La creatività dilata il tempo.
È solo la banalità, che lo contrae.
E poi alla fine sfugge del tutto.
Mimmo (Domenico detto "Mimmo" Scicchitano) al mostro di Frankenstein in Necropolis (Franco Brocani, 1970).
È solo la banalità, che lo contrae.
E poi alla fine sfugge del tutto.
Mimmo (Domenico detto "Mimmo" Scicchitano) al mostro di Frankenstein in Necropolis (Franco Brocani, 1970).

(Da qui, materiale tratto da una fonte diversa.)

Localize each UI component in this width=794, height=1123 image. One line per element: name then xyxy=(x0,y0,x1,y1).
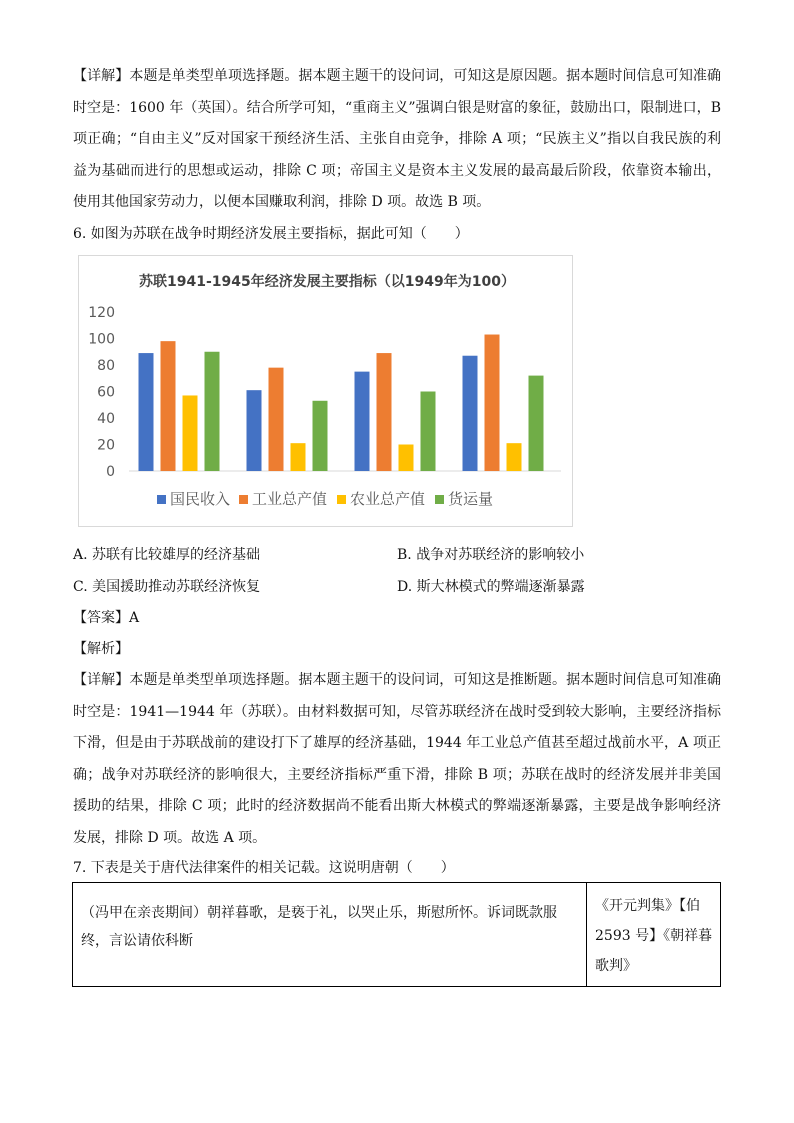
answer-label: 【答案】A xyxy=(73,610,140,626)
analysis-label: 【解析】 xyxy=(73,641,129,657)
records-table xyxy=(72,882,721,987)
bar xyxy=(205,352,220,471)
bar xyxy=(291,443,306,471)
option-b: B. 战争对苏联经济的影响较小 xyxy=(397,547,585,563)
bar xyxy=(507,443,522,471)
bar xyxy=(485,335,500,471)
y-tick-label: 120 xyxy=(88,305,115,321)
option-a: A. 苏联有比较雄厚的经济基础 xyxy=(73,547,261,563)
legend-label: 货运量 xyxy=(448,490,494,508)
chart-frame xyxy=(78,255,573,527)
bar xyxy=(399,445,414,472)
legend-swatch xyxy=(337,495,346,504)
q6-detail-paragraph: 【详解】本题是单类型单项选择题。据本题主题干的设问词，可知这是推断题。据本题时间信息可知准确时空是：1941—1944 年（苏联）。由材料数据可知，尽管苏联经济在战时受到较大影响，主要经济指标下滑，但是由于苏联战前的建设打下了雄厚的经济基础，1944 年工业总产值甚至超过战前水平，A 项正确；战争对苏联经济的影响很大，主要经济指标严重下滑，排除 B 项；苏联在战时的经济发展并非美国援助的结果，排除 C 项；此时的经济数据尚不能看出斯大林模式的弊端逐渐暴露，主要是战争影响经济发展，排除 D 项。故选 A 项。 xyxy=(73,672,721,846)
bar xyxy=(463,356,478,471)
bar xyxy=(139,353,154,471)
y-tick-label: 0 xyxy=(106,464,115,480)
y-tick-label: 80 xyxy=(97,358,115,374)
bar xyxy=(247,390,262,471)
legend-label: 农业总产值 xyxy=(350,490,426,508)
chart-title: 苏联1941-1945年经济发展主要指标（以1949年为100） xyxy=(139,274,515,290)
bar xyxy=(313,401,328,471)
table-source-cell: 《开元判集》【伯 2593 号】《朝祥暮歌判》 xyxy=(595,898,713,974)
legend-swatch xyxy=(239,495,248,504)
y-tick-label: 20 xyxy=(97,437,115,454)
table-content-cell: （冯甲在亲丧期间）朝祥暮歌，是亵于礼，以哭止乐，斯慰所怀。诉词既款服终，言讼请依科断 xyxy=(73,883,587,986)
bar xyxy=(269,368,284,471)
q5-detail-paragraph: 【详解】本题是单类型单项选择题。据本题主题干的设问词，可知这是原因题。据本题时间信息可知准确时空是：1600 年（英国）。结合所学可知，“重商主义”强调白银是财富的象征，鼓励出口，限制进口，B 项正确；“自由主义”反对国家干预经济生活、主张自由竞争，排除 A 项；“民族主义”指以自我民族的利益为基础而进行的思想或运动，排除 C 项；帝国主义是资本主义发展的最高最后阶段，依靠资本输出，使用其他国家劳动力，以便本国赚取利润，排除 D 项。故选 B 项。 xyxy=(73,68,721,210)
legend-swatch xyxy=(435,495,444,504)
legend-label: 工业总产值 xyxy=(252,490,328,508)
legend-label: 国民收入 xyxy=(170,490,231,508)
q7-stem: 7. 下表是关于唐代法律案件的相关记载。这说明唐朝（ ） xyxy=(73,860,455,876)
bar-chart xyxy=(79,256,574,528)
bar xyxy=(529,376,544,471)
bar xyxy=(377,353,392,471)
y-tick-label: 60 xyxy=(97,384,115,401)
bar xyxy=(355,372,370,471)
q6-stem: 6. 如图为苏联在战争时期经济发展主要指标，据此可知（ ） xyxy=(73,226,469,242)
y-tick-label: 40 xyxy=(97,411,115,427)
option-c: C. 美国援助推动苏联经济恢复 xyxy=(73,579,261,595)
bar xyxy=(161,341,176,471)
y-tick-label: 100 xyxy=(88,331,115,348)
legend-swatch xyxy=(157,495,166,504)
bar xyxy=(421,392,436,472)
option-d: D. 斯大林模式的弊端逐渐暴露 xyxy=(397,579,585,595)
bar xyxy=(183,395,198,471)
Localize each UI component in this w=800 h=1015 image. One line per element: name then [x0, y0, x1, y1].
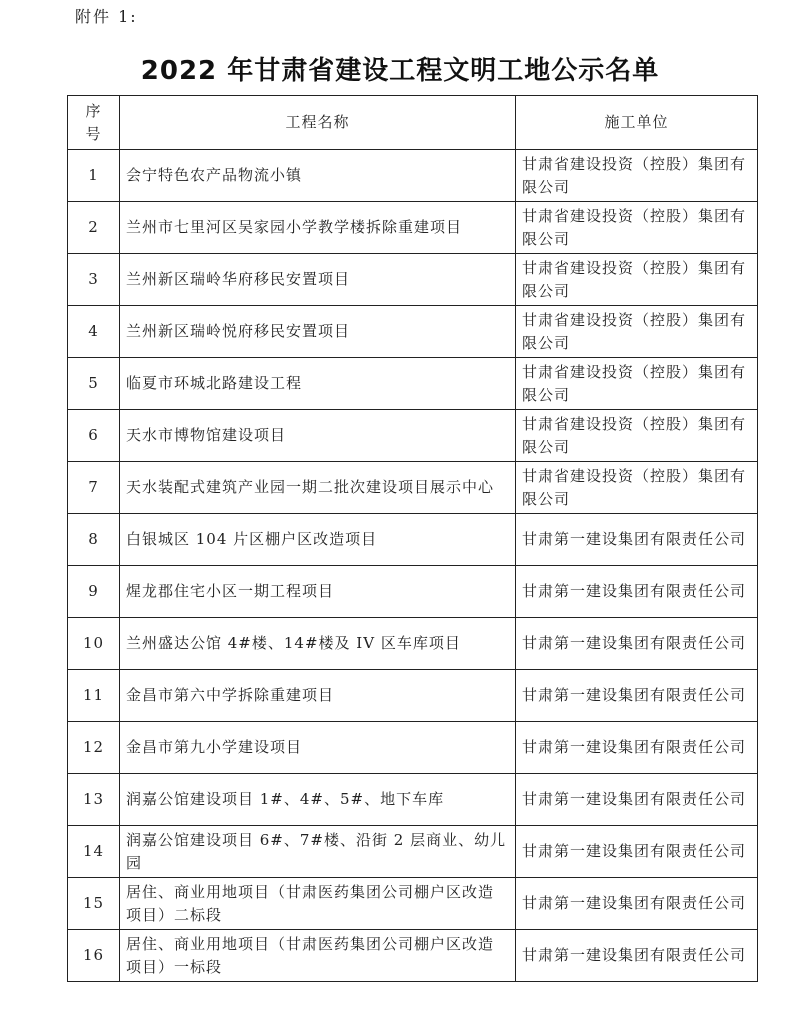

Un passaggio obbligato, letteralmente. La sinuosa e splendida erta, tutta tornanti da prendere in seconda ma meglio salirla a piedi, che unisce Monteverde e Trastevere, la casa dei miei nonni e il centro di Roma. Nelle lunghe passeggiate, soprattutto notturne, fino alle due del mattino and beyond, soprattutto con mio padre, che diceva sempre, quando la imboccavamo: "Via Dandolo, che visse sempre dandolo e dandolo morì". Di lunga erta montana. Quel pasticcione comunista di mio padre la adorava, quella poesia. Per la musica, per il ritmo. La sapeva a memoria, lui era della generazione che sapeva ancora a memoria le parole, che si portava intere biblioteche di Babele in testa. Ma lui più di altri: le parole, non le cose. La recitava a tutta velocità, senza punteggiatura. Musica pura. Come fosse un rap.